Abstract

The Brest-Litovsk Peace Agreement was supposed to be a grand solution. Germany and Austria-Hungary, under increasing domestic pressure, wanted to create facts on at least one front and demonstrate to the world at large their willingness to accept peace. In reality, the German Supreme Army Command's main goal was to bring large parts of Eastern Europe under German control and permanently weaken revolution-torn Russia. Since late 1917, Ukraine appeared to be the key to controlling the entire region: it was considered the ‘breadbasket’ of the former Russian Empire, it possessed heavy industry in the East and it offered access to the Black Sea.
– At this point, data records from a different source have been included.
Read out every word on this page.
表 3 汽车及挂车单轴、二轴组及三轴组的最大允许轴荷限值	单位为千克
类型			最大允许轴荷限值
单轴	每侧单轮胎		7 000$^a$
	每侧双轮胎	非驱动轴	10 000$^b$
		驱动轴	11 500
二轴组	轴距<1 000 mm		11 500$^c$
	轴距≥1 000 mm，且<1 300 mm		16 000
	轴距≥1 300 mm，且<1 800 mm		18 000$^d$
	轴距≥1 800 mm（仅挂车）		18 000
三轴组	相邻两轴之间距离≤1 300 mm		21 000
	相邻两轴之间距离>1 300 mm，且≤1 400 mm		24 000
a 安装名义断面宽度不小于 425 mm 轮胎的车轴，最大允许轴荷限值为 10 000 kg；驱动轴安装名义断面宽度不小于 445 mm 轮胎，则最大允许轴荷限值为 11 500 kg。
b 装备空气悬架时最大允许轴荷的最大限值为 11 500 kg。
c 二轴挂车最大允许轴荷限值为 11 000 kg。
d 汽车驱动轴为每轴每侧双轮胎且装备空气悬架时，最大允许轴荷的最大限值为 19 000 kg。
But the Brest Treaty proved to be brittle and the contracting states showed themselves to be either politically unstable (Ukraine) or unreliable (Bolshevik Russia). Additionally, Ukraine was not even remotely capable of fulfilling its economic pledges. Furthermore, the ‘dictated peace’ proved to the entente that there could be no negotiated peace with Germany and that fighting would have to continue until the capitulation of the Central Powers. This article will analyse, first, the position of Ukraine within the Central Powers' foreign-policy and military-strategic conception until the invasion in early 1918; second, the occupation policies of 1918; and, third, the Ukrainians' own perception of the Central Powers. The Ukrainian ‘failing state’ exemplifies, with particular clarity, the Central Powers' strategic overstretch and their ill-considered policy in Eastern Europe at the end of the First World War. Finally, this essay will place the wartime conduct of the Central Powers in Ukraine into the larger scholarly discussion of the ‘German Way of War’.